Bafög und Stipendien

Union und FDP haben mit ihrer Mehrheit im Bundesrat ein nationales Stipendienprogramm durchgesetzt. Damit sollen künftig bis zu 160.000 der leistungsstärksten Studenten mit monatlich 300 Euro unterstützt werden - unabhängig vom Einkommen ihrer Eltern. Bei der allgemeinen Bafög-Erhöhung für Studenten und Schüler riefen die Länder dagegen nahezu geschlossen den Vermittlungsausschuss an. Das Bafög wird abhängig vom Elterneinkommen gezahlt. Die Fördersätze sollen um zwei Prozent, die Elternfreibeträge um drei Prozent steigen. Die Verabschiedung des heftig umstrittenen Stipendiengesetzes wurde möglich, weil die Bundesregierung quasi in letzter Minute den Ländern die völlige Kostenübernahme zusicherte.

Bonuszahlungen

Übertriebene Bonuszahlungen an Manager von Banken und Versicherungen können künftig eingedämmt werden. Der Bundesrat billigte schärfere Regeln für Manager-Boni. Damit erhält die oberste Finanzaufsicht Bafin mehr Eingriffsrechte. Sie kann Bonuszahlungen beschränken oder komplett untersagen, wenn bestimmte Anforderungen nicht erfüllt sind. Generell sollen Bonuszahlungen stärker an den längerfristigen Erfolg eines Unternehmens gekoppelt werden. Die schwarz-gelbe Regierungskoalition setzt damit auch entsprechende Vorgaben der führenden Wirtschaftsnationen (G 20) um. Auch werden bisherige, teils freiwillige Maßnahmen auf eine gesetzliche Basis gestellt. Die Aufsicht kann die Auszahlung variabler Vergütungsbestandteile untersagen oder auf einen bestimmten Anteil des Jahresergebnisses beschränken.

Börsenwetten

Spekulanten haben bei riskanten Börsenwetten in Deutschland künftig weniger Spielraum. Der Bundesrat billigte das Gesetz der schwarz-gelben Koalition, mit dem alle "ungedeckten Leerverkäufe" verboten werden. Bereits seit Mitte Mai sind bestimmte Leerverkäufe untersagt. Mit dem jetzt beschlossenen Gesetz wird dieses Verbot ausgeweitet.
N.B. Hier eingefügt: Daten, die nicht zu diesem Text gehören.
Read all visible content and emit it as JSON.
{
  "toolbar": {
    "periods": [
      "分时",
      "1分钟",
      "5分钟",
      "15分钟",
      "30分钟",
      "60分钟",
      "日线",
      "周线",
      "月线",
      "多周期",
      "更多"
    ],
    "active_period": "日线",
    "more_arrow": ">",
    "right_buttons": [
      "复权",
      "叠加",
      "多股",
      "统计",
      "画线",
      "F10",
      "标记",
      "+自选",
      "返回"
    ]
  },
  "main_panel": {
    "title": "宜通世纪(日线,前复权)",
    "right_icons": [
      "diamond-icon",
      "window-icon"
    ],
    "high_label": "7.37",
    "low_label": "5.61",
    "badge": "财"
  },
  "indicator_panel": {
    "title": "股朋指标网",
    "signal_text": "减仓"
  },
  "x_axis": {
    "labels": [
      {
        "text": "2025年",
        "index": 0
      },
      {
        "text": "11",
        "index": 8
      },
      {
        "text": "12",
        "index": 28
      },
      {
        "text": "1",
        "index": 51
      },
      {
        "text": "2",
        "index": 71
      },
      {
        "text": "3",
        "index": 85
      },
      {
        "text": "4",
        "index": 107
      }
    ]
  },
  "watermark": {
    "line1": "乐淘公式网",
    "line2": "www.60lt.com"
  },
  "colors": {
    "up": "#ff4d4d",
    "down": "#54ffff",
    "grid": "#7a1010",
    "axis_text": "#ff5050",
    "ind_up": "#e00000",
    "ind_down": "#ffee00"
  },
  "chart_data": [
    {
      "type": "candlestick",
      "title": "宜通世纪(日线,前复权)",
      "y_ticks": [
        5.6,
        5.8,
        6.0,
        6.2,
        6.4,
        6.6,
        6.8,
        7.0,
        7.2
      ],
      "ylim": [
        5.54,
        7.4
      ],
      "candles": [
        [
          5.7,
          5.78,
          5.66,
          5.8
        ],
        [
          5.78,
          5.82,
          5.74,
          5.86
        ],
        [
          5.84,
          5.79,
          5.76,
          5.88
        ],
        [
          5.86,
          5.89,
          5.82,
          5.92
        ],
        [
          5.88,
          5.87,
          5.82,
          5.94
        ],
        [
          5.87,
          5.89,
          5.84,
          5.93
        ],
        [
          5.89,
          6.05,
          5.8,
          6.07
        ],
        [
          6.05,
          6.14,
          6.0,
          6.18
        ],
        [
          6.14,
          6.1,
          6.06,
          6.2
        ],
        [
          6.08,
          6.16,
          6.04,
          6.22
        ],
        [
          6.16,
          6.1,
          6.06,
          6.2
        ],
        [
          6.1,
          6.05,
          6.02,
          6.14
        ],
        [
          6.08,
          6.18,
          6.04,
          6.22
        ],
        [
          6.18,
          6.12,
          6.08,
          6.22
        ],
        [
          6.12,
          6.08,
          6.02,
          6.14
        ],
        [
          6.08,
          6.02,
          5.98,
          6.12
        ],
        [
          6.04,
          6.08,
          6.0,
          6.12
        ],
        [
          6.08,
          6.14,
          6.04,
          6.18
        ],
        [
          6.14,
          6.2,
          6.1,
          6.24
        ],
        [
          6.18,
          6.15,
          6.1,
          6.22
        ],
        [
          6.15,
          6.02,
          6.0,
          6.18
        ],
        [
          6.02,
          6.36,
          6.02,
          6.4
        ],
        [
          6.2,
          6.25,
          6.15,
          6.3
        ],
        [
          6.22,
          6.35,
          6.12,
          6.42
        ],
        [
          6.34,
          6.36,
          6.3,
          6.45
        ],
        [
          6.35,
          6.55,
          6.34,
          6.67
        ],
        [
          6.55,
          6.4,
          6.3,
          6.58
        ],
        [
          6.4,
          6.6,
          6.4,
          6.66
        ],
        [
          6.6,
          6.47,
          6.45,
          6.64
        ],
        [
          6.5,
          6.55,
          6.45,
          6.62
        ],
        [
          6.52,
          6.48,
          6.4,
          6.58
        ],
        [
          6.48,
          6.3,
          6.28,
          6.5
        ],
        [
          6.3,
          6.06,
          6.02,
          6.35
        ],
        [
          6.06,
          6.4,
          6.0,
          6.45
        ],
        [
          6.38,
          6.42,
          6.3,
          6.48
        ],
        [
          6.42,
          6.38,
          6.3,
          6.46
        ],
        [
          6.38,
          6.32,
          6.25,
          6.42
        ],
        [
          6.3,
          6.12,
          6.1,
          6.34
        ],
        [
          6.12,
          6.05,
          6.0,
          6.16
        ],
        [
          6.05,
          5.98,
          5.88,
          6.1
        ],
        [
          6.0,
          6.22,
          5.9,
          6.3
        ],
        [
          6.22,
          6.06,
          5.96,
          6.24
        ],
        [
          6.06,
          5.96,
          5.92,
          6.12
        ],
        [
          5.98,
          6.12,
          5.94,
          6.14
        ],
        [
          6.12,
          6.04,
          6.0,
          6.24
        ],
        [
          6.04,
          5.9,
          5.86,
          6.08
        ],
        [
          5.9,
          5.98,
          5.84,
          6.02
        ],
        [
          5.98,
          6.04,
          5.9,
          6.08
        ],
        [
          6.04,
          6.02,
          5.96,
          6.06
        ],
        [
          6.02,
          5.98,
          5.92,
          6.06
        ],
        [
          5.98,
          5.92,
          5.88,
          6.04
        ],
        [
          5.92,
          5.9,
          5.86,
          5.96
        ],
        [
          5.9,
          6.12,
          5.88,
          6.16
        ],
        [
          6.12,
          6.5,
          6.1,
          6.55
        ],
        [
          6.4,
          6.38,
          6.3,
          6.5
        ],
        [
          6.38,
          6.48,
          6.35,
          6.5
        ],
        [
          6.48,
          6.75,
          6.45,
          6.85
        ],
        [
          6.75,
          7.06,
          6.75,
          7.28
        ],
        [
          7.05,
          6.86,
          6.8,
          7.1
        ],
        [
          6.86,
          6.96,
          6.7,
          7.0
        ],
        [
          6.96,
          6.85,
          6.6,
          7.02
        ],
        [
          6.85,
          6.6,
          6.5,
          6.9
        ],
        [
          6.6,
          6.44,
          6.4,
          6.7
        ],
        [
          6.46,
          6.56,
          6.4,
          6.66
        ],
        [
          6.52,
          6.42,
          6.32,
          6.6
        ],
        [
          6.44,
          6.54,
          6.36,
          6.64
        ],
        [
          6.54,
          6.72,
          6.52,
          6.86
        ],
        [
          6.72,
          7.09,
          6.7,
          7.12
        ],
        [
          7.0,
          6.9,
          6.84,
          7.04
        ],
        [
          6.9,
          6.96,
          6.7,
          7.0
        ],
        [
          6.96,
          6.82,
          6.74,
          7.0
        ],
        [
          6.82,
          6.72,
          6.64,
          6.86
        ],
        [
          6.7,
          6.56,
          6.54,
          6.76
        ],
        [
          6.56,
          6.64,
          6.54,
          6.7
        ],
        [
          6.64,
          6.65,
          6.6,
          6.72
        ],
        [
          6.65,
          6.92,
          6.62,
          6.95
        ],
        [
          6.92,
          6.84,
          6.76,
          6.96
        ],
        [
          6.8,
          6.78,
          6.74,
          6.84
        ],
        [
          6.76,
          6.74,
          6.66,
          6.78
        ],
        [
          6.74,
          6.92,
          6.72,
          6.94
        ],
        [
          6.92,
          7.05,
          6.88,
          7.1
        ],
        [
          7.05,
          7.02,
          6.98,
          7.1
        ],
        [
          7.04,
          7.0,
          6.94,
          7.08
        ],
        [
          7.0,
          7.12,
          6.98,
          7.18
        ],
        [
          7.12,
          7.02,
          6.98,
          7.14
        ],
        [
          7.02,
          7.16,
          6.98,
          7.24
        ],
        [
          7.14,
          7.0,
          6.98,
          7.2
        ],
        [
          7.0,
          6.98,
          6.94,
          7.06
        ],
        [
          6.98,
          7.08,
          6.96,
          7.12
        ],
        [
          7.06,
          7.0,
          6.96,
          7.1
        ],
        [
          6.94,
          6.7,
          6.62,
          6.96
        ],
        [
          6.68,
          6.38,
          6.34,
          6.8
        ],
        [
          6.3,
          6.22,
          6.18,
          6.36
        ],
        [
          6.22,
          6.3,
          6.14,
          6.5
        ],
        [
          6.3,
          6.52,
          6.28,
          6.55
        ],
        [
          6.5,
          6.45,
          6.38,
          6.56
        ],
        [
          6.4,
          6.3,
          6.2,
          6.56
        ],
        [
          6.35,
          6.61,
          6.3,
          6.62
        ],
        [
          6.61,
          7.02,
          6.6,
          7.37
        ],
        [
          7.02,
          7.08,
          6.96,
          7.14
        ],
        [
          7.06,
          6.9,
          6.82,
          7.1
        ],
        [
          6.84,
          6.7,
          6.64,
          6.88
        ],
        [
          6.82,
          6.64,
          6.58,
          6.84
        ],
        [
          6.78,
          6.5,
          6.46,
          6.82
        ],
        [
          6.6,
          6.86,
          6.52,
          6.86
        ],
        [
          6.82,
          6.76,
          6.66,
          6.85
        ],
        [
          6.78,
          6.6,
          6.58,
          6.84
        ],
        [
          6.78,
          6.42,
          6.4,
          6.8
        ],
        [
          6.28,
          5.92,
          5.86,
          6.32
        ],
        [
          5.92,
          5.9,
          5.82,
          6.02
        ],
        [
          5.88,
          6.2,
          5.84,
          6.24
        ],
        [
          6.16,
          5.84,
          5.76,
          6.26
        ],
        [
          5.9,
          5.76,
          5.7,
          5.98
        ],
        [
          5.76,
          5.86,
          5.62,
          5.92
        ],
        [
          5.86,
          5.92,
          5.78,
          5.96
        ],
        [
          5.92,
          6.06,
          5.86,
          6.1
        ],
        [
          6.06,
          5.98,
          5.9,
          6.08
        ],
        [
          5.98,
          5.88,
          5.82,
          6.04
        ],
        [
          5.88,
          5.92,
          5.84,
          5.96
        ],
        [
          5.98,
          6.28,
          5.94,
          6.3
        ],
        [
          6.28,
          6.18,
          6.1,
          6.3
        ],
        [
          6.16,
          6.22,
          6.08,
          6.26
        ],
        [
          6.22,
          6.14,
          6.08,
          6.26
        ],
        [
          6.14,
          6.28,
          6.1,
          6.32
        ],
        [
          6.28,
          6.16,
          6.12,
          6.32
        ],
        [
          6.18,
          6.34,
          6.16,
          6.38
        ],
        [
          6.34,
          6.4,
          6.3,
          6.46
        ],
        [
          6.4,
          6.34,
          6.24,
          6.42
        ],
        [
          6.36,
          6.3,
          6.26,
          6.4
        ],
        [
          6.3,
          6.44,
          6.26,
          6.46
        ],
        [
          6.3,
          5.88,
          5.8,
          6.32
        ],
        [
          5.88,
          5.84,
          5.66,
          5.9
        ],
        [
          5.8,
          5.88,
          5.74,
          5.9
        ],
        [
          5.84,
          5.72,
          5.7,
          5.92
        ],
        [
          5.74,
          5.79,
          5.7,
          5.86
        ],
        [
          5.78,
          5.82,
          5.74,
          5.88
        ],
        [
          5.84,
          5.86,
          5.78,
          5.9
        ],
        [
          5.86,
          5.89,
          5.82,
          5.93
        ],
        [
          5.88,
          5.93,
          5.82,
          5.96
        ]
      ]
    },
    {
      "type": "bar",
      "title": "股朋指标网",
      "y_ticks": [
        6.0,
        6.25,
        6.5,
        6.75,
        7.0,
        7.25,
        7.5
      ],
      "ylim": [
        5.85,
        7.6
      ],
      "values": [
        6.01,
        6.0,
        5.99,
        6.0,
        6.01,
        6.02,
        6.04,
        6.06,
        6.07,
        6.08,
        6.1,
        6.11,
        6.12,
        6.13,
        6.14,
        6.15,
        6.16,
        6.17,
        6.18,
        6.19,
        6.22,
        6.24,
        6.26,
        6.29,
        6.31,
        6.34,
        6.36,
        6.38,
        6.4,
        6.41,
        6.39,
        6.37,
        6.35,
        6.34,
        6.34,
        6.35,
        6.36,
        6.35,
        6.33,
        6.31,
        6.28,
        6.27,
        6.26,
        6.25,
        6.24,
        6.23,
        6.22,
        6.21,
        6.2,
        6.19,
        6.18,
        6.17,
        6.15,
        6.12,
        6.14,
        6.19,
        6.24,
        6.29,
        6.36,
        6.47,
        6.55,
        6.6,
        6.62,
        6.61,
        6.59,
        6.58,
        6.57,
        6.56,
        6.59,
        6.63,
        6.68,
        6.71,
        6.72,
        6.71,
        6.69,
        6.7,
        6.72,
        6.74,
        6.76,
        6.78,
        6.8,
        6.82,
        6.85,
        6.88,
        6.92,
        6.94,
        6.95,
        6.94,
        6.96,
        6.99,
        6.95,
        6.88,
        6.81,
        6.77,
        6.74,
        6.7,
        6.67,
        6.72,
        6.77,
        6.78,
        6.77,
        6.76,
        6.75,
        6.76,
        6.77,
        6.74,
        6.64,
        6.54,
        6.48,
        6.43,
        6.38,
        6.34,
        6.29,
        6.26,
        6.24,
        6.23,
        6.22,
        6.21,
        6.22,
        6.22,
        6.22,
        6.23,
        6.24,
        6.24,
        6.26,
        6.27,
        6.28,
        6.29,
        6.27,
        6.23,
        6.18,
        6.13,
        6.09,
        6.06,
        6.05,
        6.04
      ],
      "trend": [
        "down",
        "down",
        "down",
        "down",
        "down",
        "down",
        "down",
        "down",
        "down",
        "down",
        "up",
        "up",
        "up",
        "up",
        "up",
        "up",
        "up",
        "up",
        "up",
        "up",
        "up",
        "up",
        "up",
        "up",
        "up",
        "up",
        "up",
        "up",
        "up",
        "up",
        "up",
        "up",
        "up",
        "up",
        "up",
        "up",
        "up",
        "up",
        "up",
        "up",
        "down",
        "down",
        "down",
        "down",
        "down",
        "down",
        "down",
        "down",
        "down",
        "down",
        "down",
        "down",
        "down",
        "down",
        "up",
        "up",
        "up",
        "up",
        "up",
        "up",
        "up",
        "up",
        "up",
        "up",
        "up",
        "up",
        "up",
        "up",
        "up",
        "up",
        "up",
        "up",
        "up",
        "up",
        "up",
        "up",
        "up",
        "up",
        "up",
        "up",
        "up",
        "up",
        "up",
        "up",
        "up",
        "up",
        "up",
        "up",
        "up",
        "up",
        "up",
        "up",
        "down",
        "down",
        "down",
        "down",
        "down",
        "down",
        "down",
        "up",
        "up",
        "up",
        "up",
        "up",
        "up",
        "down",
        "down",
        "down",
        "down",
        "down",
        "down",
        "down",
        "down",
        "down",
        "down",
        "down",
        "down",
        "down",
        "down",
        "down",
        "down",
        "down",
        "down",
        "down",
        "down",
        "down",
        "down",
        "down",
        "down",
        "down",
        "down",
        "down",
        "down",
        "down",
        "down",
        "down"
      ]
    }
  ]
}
Finanzakteure dürfen nur noch mit Aktien, Staatsanleihen und Kreditversicherungen spekulieren, die sie selbst besitzen oder sich geliehen haben. Neu eingeführt werden auch Meldepflichten, damit die Aufsichtsbehörden einen besseren Überblick haben. Experten und die Opposition halten den nationalen Alleingang der schwarz-gelben Koalition angesichts weltweiter Geldströme für wirkungslos. Die EU-Kommission will erst im Herbst Vorschläge für ein europäisches Verbot vorlegen.

Datenschutz

Der Datenschutz bei Diensten wie Google Street View muss nach Ansicht des Bundesrates gestärkt werden. Die Länderkammer beschloss, einen entsprechenden Gesetzentwurf in den Bundestag einzubringen. Demnach sollen Gesichter und Kfz-Kennzeichen unkenntlich gemacht werden, bevor Daten ins Netz kommen. Abgebildete Menschen sollen ein uneingeschränktes Widerspruchsrecht erhalten. Gleiches soll für Hausbesitzer und deren Mieter gelten, die gegen die Abbildung ihrer Wohnhäuser im Netz sind. Der Entwurf zur Änderung des Bundesdatenschutzgesetzes geht auf eine Initiative des Stadtstaates Hamburg zurück - dort hat Google seine Deutschlandzentrale. Der Suchmaschinen-Gigant filmt seit Monaten für seinen Internetdienst Google Street View bundesweit Häuser und Straßen ab.

Jobcenter

Das jahrelange Tauziehen um den Erhalt der Jobcenter zur Betreuung von Millionen Langzeitarbeitslosen aus einer Hand ist endgültig beendet. Der Bundesrat billigte am Freitag mit der erforderlichen Zwei-Drittel-Mehrheit die bereits vom Bundestag beschlossene Änderung des Grundgesetzes. Damit bleibt die vom Bundesverfassungsgericht beanstandete gemeinsame Betreuung der mehr als 6,5 Millionen Hartz-IV-Empfänger und ihrer Familien durch Kommunen und Arbeitsagenturen gesichert. Das Bundesverfassungsgericht hatte diese Mischverwaltung im Dezember 2007 für unzulässig erklärt. Mit der Grundgesetzänderung können die Jobcenter von Kommunen und Arbeitsagenturen nun über das Jahresende hinaus auf rechtlich einwandfreier Basis weiterarbeiten.

Solarförderung

Die staatliche Solarförderung wird deutlich gekürzt. Nach dem Bundestag billigte nun auch der Bundesrat den zuvor im Vermittlungsausschuss gefundenen Kompromiss. Es bleibt unter dem Strich bei der beschlossenen Senkung um 11 bis 16 Prozent, die jedoch in vollem Umfang erst drei Monate später kommt. Die Länder wollten die Absenkung auf 10 Prozent begrenzen. Laut Regierung führt kein Weg an einer Reform des Erneuerbare-Energien-Gesetzes (EEG) mit niedrigeren Zuschüssen vorbei. Der Preis für Solaranlagen war zuletzt um rund 30 Prozent gesunken. Da die Förderung viel schwächer zurückging, war der Sonnenstrom über viele Jahre ein lohnendes Geschäft. Mehrere Bundesländer fürchten jetzt um Arbeitsplätze bei ihren Solarfirmen.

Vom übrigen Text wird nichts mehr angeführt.